24.08.2008 tarihinde bir gazetede yayımlanan yazısında “Ergenekon devlet içindeki çetedir. Yereldir; yani uluslararası bağlantıları yoktur.“ (1) diyordu. Henüz Ergenekon davasında ilk duruşma bile yapılmamışken yazıyordu bunları. Yazının kime ait olduğunu kolayca tahmin edebileceğinizi sanıyorum. Daha sonra Ergenekon’un tamamen “kumpas“ olduğunu ileri sürdü ve halen de devam ediyor.
Her dönemde olduğu gibi kendisine verilen rolü oynuyordu. Ne söylenmesi ne yazılması gerekiyorsa, kulağına ne fısıldanmışsa onu yazıyordu, bugün olduğu gibi.
“Yakayı sağlam delillerle kaptırdığı anlaşılan üç-beş operasyonel saha elemanı üzerine Ergenekon Davasını yıkıp aradan sıyrılabilir miyiz“, yazısıydı bu!
Bugün geldikleri noktayı kendilerinin bile hayal edebildiğini sanmıyorum. Hırsızlık yaparken yakalanan bir kısım siyasal İslamcılar kendilerini kurtarmak için, vesayetçi Ergenekon’a sığındı. Ve kumpas oldu bir anda her şey.
O zaman “bir kısım çete“ diyerek bu işten yırtabilir miyiz diyenler, bugün “Ergenekon’da her şey kumpastı“ diyerek, kendilerini yargılayanları yargılayıp, geçici ittifak döneminin sonunda iktidara doğru yürüyorlar.
KARANLIK İLİŞKİLER, DERİN BAĞLANTILAR
Gazetecinin birçok haber kaynağı olabilir, doğaldır. Bir yabancı ülkede güvenlik görevlisi olarak görev yapan sürekli irtibatta olduğu, resmi görevinin dışında başka özel görevleri de olduğu anlaşılan, bir kişiden bir e-mail alıyor bu karanlık yazar. Danıştay saldırısını düzenleyen Alpaslan Arslan’ın tesadüfen görevli polisler tarafından nasıl yakalandığının ayrıntılı olarak anlatıldığı e-mailde devamla şunlar yazılıdır aynen: “Bu arada Alparslan Arslan’ı Veli Küçük’ün azmettirdiği yönünde maalesef ciddi bulgular da var.”
Aynı e-mailde Albay Dursun Çiçek’le ilgili olarak ise, “imza gerçekten de kendisine aitmiş, bundan emin olabilirsin” ibareleri de yer almaktadır. Kahramanımız önceden de bu bilgilere sahiptir zaten.

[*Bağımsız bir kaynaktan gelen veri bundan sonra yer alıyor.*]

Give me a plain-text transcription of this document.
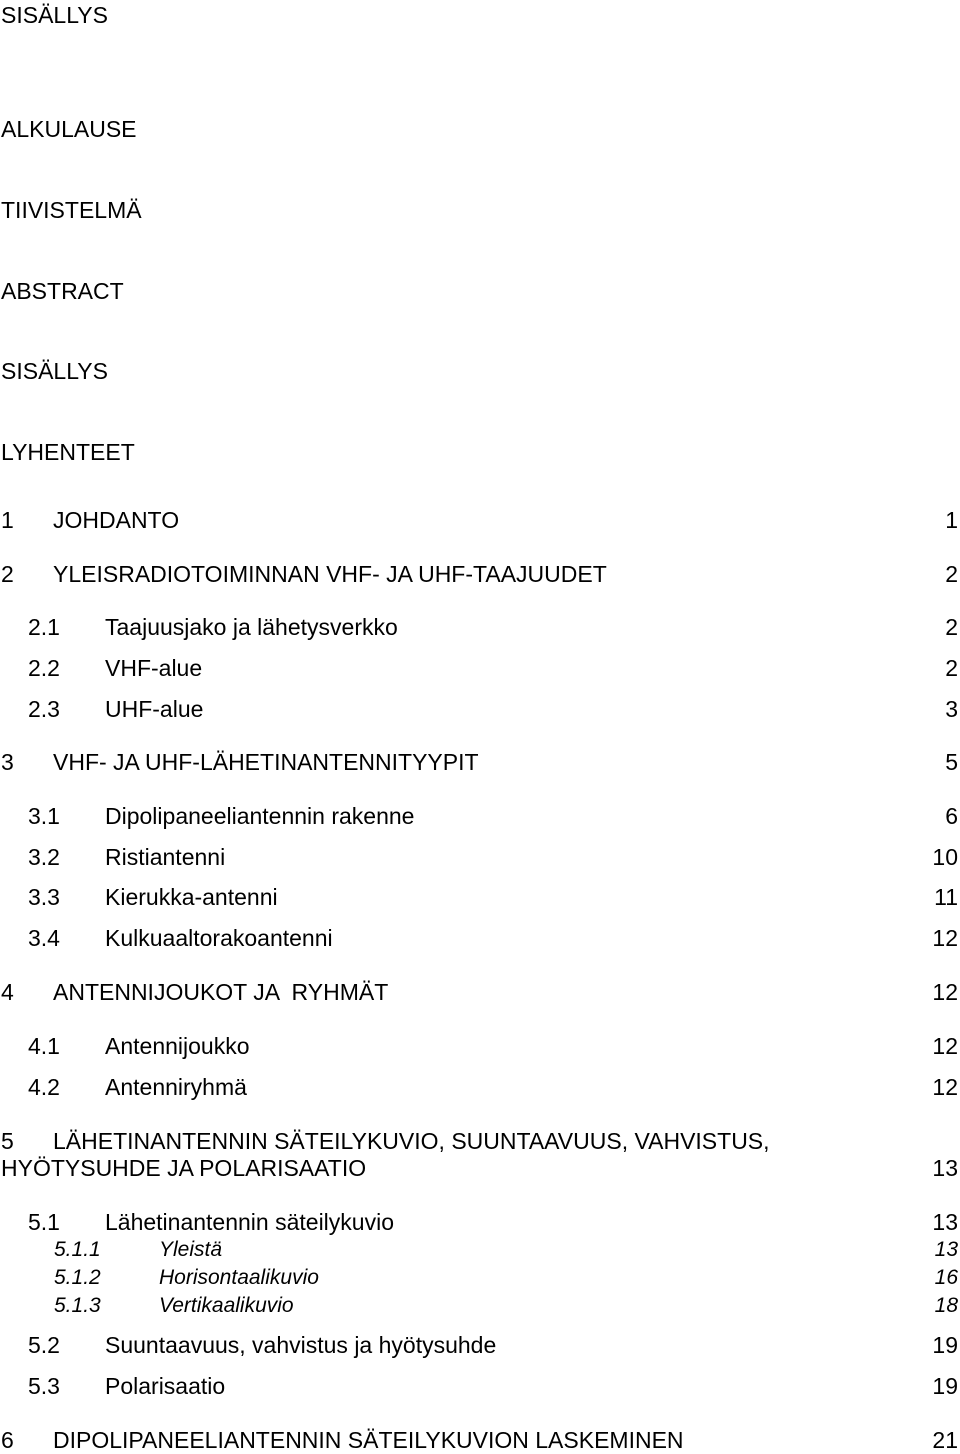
SISÄLLYS
ALKULAUSE
TIIVISTELMÄ
ABSTRACT
SISÄLLYS
LYHENTEET
1 JOHDANTO	1
2 YLEISRADIOTOIMINNAN VHF- JA UHF-TAAJUUDET	2
2.1 Taajuusjako ja lähetysverkko	2
2.2 VHF-alue	2
2.3 UHF-alue	3
3 VHF- JA UHF-LÄHETINANTENNITYYPIT	5
3.1 Dipolipaneeliantennin rakenne	6
3.2 Ristiantenni	10
3.3 Kierukka-antenni	11
3.4 Kulkuaaltorakoantenni	12
4 ANTENNIJOUKOT JA  RYHMÄT	12
4.1 Antennijoukko	12
4.2 Antenniryhmä	12
5 LÄHETINANTENNIN SÄTEILYKUVIO, SUUNTAAVUUS, VAHVISTUS,
HYÖTYSUHDE JA POLARISAATIO	13
5.1 Lähetinantennin säteilykuvio	13
5.1.1	Yleistä	13
5.1.2	Horisontaalikuvio	16
5.1.3	Vertikaalikuvio	18
5.2 Suuntaavuus, vahvistus ja hyötysuhde	19
5.3 Polarisaatio	19
6 DIPOLIPANEELIANTENNIN SÄTEILYKUVION LASKEMINEN	21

Bu “yüzden devlet içindeki çete” diyerek olayı küçültmeye çalışmıştır.
Peki bu karanlık adamın bağlantıları sadece ulusal düzeyde miydi ? Aynı davada yargılandığı gazeteciden öğreniyoruz ilişki ağının ülkeyle sınırlı olmadığını. “İçeriye alınmasının sebebi gazetecilik değil, servislerle bağlantısı var.” diyen kişiye karşı, “evet evet, özellikle ….. (Devleti) ile” diyor. Tam da burada “Peki hangi devlet bu?” sorusunu sorma hakkı doğar mı?
Karanlık yazarın yerel derin bağlantılarına ilişkin de o kadar kanıt var ki ortada. Uzağa gitmeye hiç gerek yok. Kendi el yazısı notu var en başta. Bir şahısla ilgili olarak ajandasına şunları yazıyor: “Söyledim MİT araştırdı, Ermeni dönmesiymiş” diyor. Bir şahsın araştırılmasını MİT’ten isteyebilecek kadar derin bağlantılara da sahiptir. Kaldı ki kimsenin kökeni kimseyi ilgilendirmez. O da ayrı konu. Bunlar sadece küçük birer örnek.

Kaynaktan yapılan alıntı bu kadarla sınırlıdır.